Stadt der Königin

Stadt der Königin

Wir sind inzwischen am südlichsten Punkt unserer Reise angekommen und können berichten: Die Antarktis ist gefühlt gleich um die Ecke. Temperaturmässig. Durch den frühlingshaft blauen Himmel schieben sich die Novemberwölkchen (oder sollen wir lieber sagen: Mai-Wölkchen, damit das Bild für Euch stimmt?). Ein nicht sehr maihafter Wind bläst über den See und im Hotelzimmer herrschen mangels Heizmöglichkeit ebenfalls antarktische Temperaturen. Kurz: Wir sind im tiefsten Süden. Queenstown heisst der Ort, der auf der Nordinsel für sehnsuchtsvolle Blicke sorgt. Das Paris oder London Neuseelands sozusagen. 

Wir entscheiden uns für ein dolce far niente – wie im Süden eben-  und steigen auf einen supermodernen Katamaran, den nur wenige Fahrgäste beehren. Die Horde der Touristen quetscht sich lieber auf dem uralten Dampfschiff „Lady of the Lake“ – Baujahr Titanic, aber dank fehlender Eisschollen immer noch in Betrieb.

Queenstown liegt am Lake Wakatipu und wurde im 1862 von William Rees gegründet, der mit seinem Bruder hierherkam und eine Wollfarm aufziehen wollte. Da es an dieser wahnsinnig engen Bucht nur für einen Farmer Platz hatte, warfen sie eine Münze. William gewann und blieb. Der andere zog weiter. Als man kurz darauf im Arrow River Gold fand, restrukturierte sich William und wandelte seine Wollfarm in ein Hotel um.. Es entstanden Pubs, Hotels, Campings, Supermärkte. Die Stadt expandierte so schnell, dass sie sich bald der Königin für würdig hielt und 1863 daher ihren Namen erhielt.

Jetzt schürft niemand mehr nach Gold. Man jettet über den See, oder fliegt darüber hinweg, gezogen von einem Motorboot, das ihr unten rechts mit der Lupe entdecken könnt.

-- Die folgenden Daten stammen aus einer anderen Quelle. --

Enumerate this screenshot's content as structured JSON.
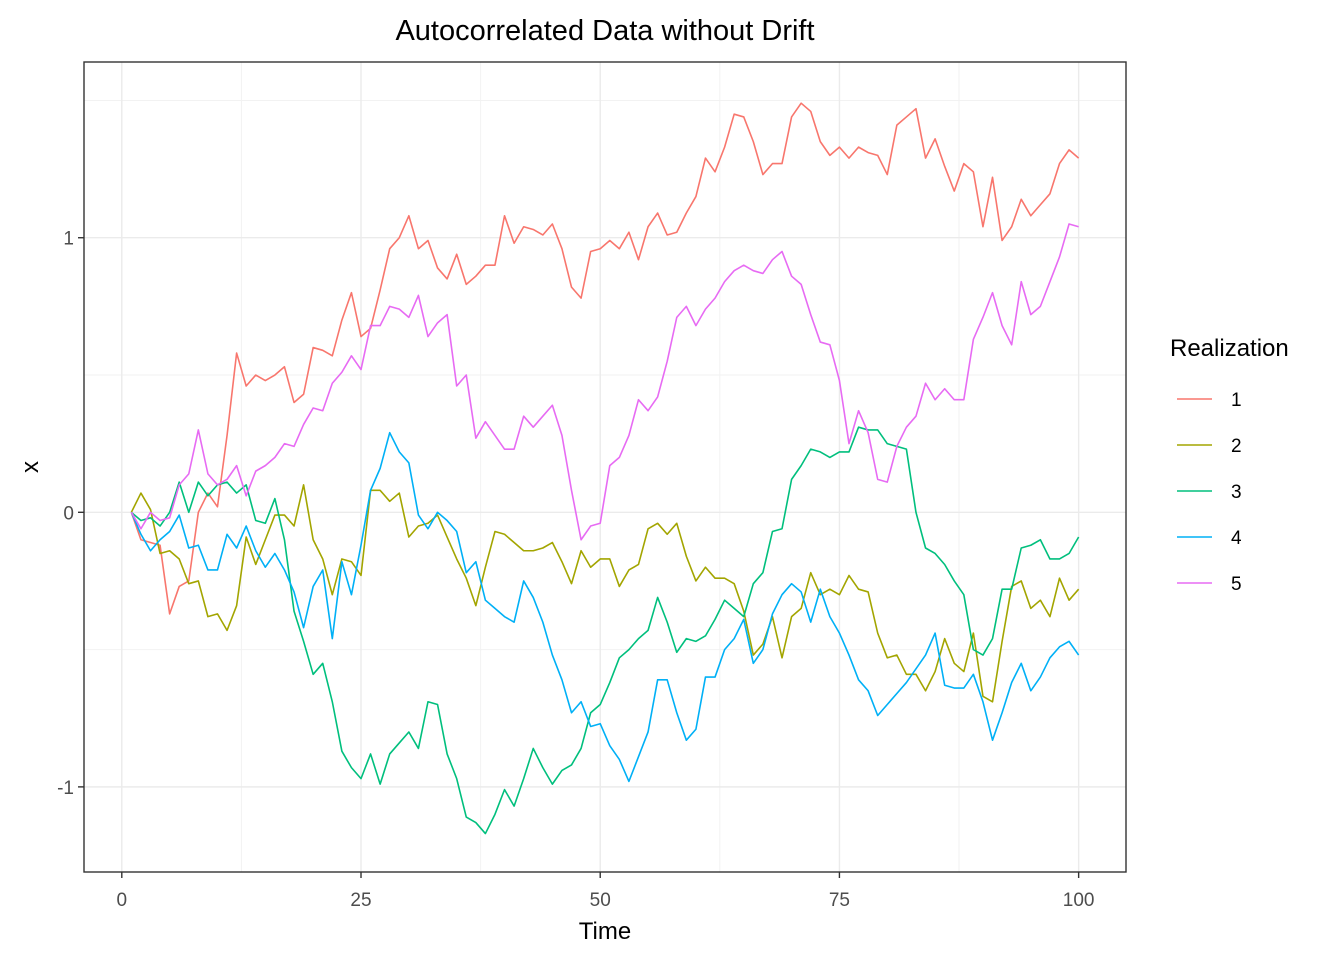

Man tuckert mit dem Schiff herum und sieht sich Berge und noch mehr Berge an. 

Oder man schlendert den Beach entlang. Es herrscht eine Stimmung wie an einem Ski-Ort in der Hochsaison. Queenstown hat gerade mal 29’000 Einwohner und vermutlich eine halbe Million Touristen. Alle Tische sind besetzt. Die Leute liegen leicht bekleidet auf dem Geröll am Strand und schlecken Eis. Die Bebbin erwägt, ihre Fleece-Jacke auszuziehen. Auf das Eis verzichtet sie, weil in der  angesagtesten Eisdiele der Stadt die Warteschlange zwei Mal um den Block geht. Schade eigentlich.

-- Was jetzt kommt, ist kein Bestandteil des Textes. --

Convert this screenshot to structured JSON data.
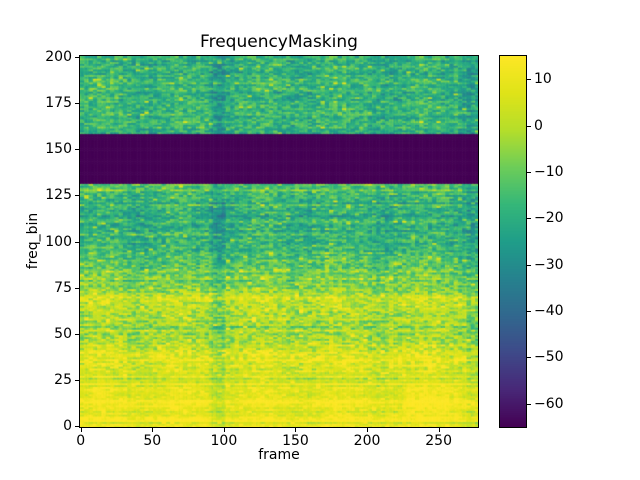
{
  "chart_data": {
    "type": "heatmap",
    "title": "FrequencyMasking",
    "xlabel": "frame",
    "ylabel": "freq_bin",
    "colormap": "viridis",
    "colormap_stops": [
      "#440154",
      "#482878",
      "#3e4a89",
      "#31688e",
      "#26828e",
      "#1f9e89",
      "#35b779",
      "#6dcd59",
      "#b5de2b",
      "#dfe318",
      "#fde725"
    ],
    "num_frames": 278,
    "num_bins": 201,
    "x_range": [
      0,
      277
    ],
    "y_range": [
      0,
      200
    ],
    "x_ticks": [
      0,
      50,
      100,
      150,
      200,
      250
    ],
    "y_ticks": [
      0,
      25,
      50,
      75,
      100,
      125,
      150,
      175,
      200
    ],
    "colorbar_ticks": [
      10,
      0,
      -10,
      -20,
      -30,
      -40,
      -50,
      -60
    ],
    "colorbar_tick_labels": [
      "10",
      "0",
      "−10",
      "−20",
      "−30",
      "−40",
      "−50",
      "−60"
    ],
    "value_range": [
      -65,
      15
    ],
    "masked_band": {
      "y_start": 132,
      "y_end": 158,
      "value": -65
    },
    "profile_anchors": [
      [
        0,
        8
      ],
      [
        5,
        10
      ],
      [
        12,
        11
      ],
      [
        20,
        8
      ],
      [
        28,
        3
      ],
      [
        35,
        5
      ],
      [
        45,
        -1
      ],
      [
        55,
        -6
      ],
      [
        68,
        1
      ],
      [
        78,
        -9
      ],
      [
        90,
        -15
      ],
      [
        105,
        -21
      ],
      [
        118,
        -22
      ],
      [
        131,
        -15
      ],
      [
        159,
        -20
      ],
      [
        172,
        -16
      ],
      [
        185,
        -21
      ],
      [
        200,
        -19
      ]
    ],
    "seed": 42
  }
}
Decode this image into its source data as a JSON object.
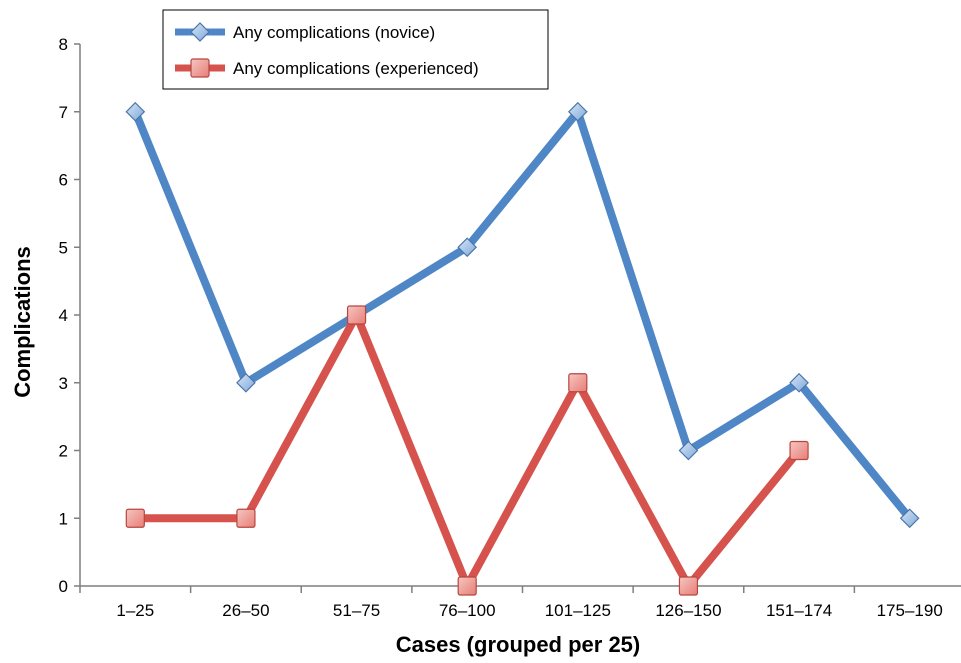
{
  "chart_data": {
    "type": "line",
    "title": "",
    "xlabel": "Cases (grouped per 25)",
    "ylabel": "Complications",
    "categories": [
      "1–25",
      "26–50",
      "51–75",
      "76–100",
      "101–125",
      "126–150",
      "151–174",
      "175–190"
    ],
    "ylim": [
      0,
      8
    ],
    "yticks": [
      0,
      1,
      2,
      3,
      4,
      5,
      6,
      7,
      8
    ],
    "grid": false,
    "legend_position": "top-left",
    "series": [
      {
        "name": "Any complications (novice)",
        "color": "#4f86c6",
        "marker": "diamond",
        "values": [
          7,
          3,
          4,
          5,
          7,
          2,
          3,
          1
        ]
      },
      {
        "name": "Any complications (experienced)",
        "color": "#d6524d",
        "marker": "square",
        "values": [
          1,
          1,
          4,
          0,
          3,
          0,
          2,
          null
        ]
      }
    ]
  }
}
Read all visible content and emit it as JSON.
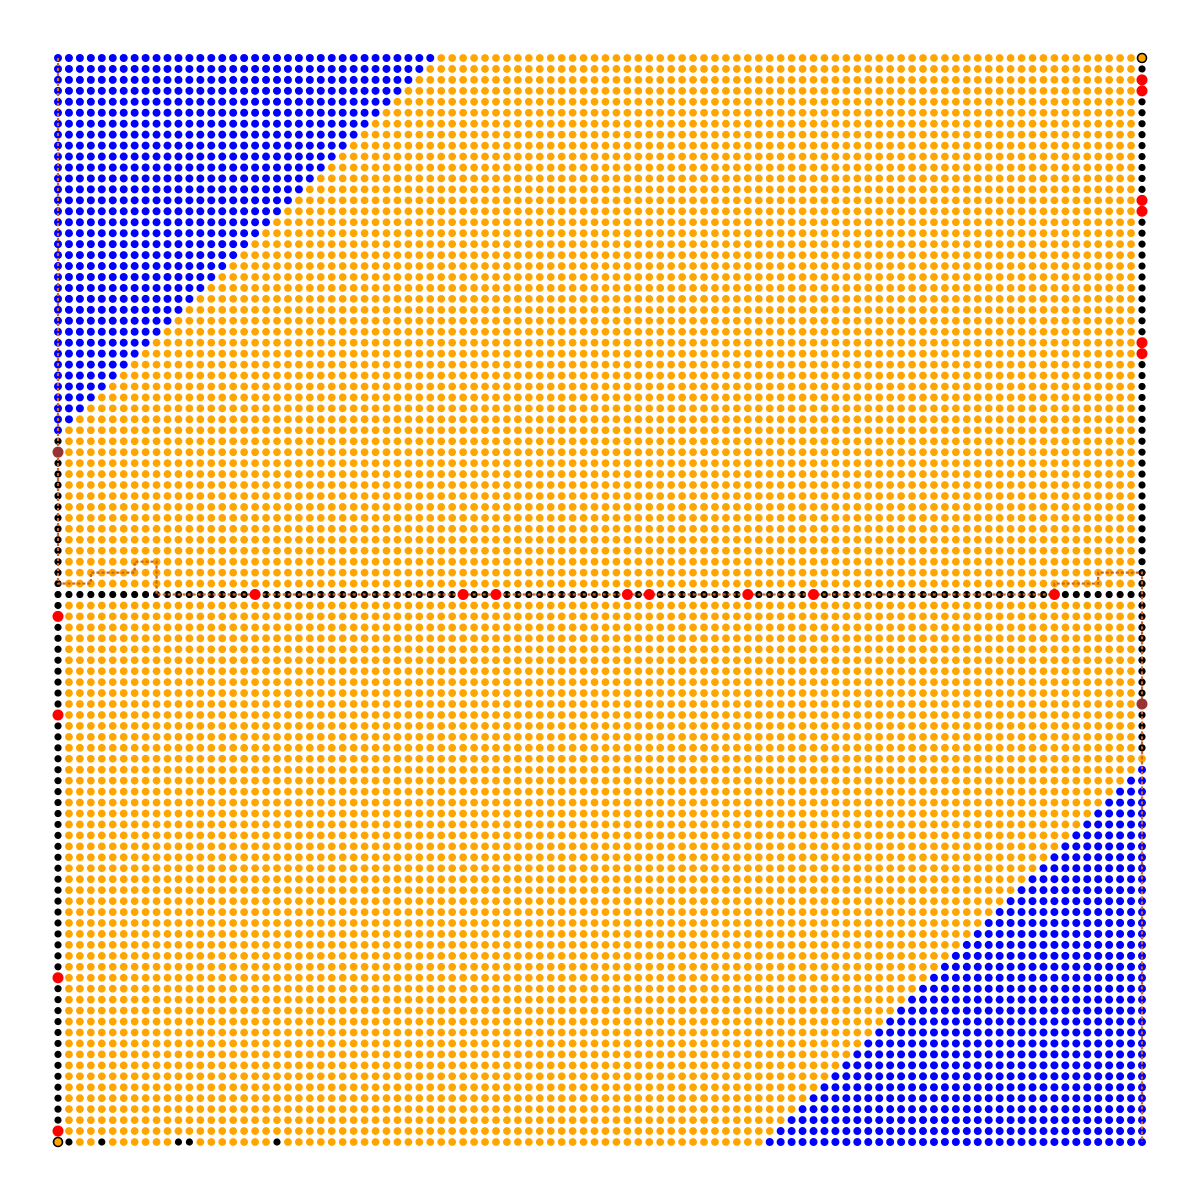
{
  "colors": {
    "background": "#ffffff",
    "explored_node": "#ffa500",
    "unexplored_node": "#0000ff",
    "wall_node": "#000000",
    "key_node": "#ff0000",
    "endpoint_node": "#993333",
    "path_line": "#cc6622",
    "terminal_ring": "#000000"
  },
  "grid": {
    "columns": 100,
    "rows": 100
  },
  "unexplored_regions": [
    {
      "corner": "top-left",
      "top_extent_fraction": 0.35,
      "left_extent_fraction": 0.35
    },
    {
      "corner": "bottom-right",
      "bottom_extent_fraction": 0.345,
      "right_extent_fraction": 0.345
    }
  ],
  "walls": {
    "left_column_from_row": 35,
    "right_column_to_row": 63,
    "middle_row": 49
  },
  "path": {
    "start": {
      "col": 0,
      "row": 0
    },
    "goal": {
      "col": 99,
      "row": 99
    }
  }
}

Da das Getümmel am Beach too much ist, ziehen wir uns dezent zurück und gehen zum Kiwi Park. Denn noch hat die Bebbin die Hoffnung nicht aufgegeben, den Landesvogel zu sehen, wenn nicht zu fotografieren. Ihr wisst ja, leider.

Wie Ihr Euch denken könnt, dürfen wir uns zuerst noch ein paar andere beinahe ausgestorbene Vögel ansehen, wobei der Blöckflötenspieler durch Abwesenheit glänzt. Dafür haben wir für Euch das eine oder andere Exemplar vor die Linse bekommen. Einen Kea zum Beispiel.

Oder die Waldtaube, die wir in Nelson, im Zentrum Neuseelands, in den Bäumen rascheln gehört hatten. Diesmal entkommt sie uns nicht. Wie dieser beinahe truthahngrosse Vogel es schafft, sich ohne Bruchlandung auf einen Ast aufzuschwingen, ist uns ein Rätsel. 

Dann natürlich Papageien. Wie dieses Exemplar hier heisst, ist uns Vogelbanausen leider entfallen.

Und dieser hier, der Tuatara, der erst mit 20 Jahren geschlechtsreif geworden ist und junge 50 Jahre alt ist. Ein äusserst seltener Vogel. Einer seiner Mitbewohner ist übrigens 120 Jahre alt und hat zwei Freundinnen. Beide gut 50 Jahre jünger, aber das macht nichts. Er kann immer noch und sie können auch. 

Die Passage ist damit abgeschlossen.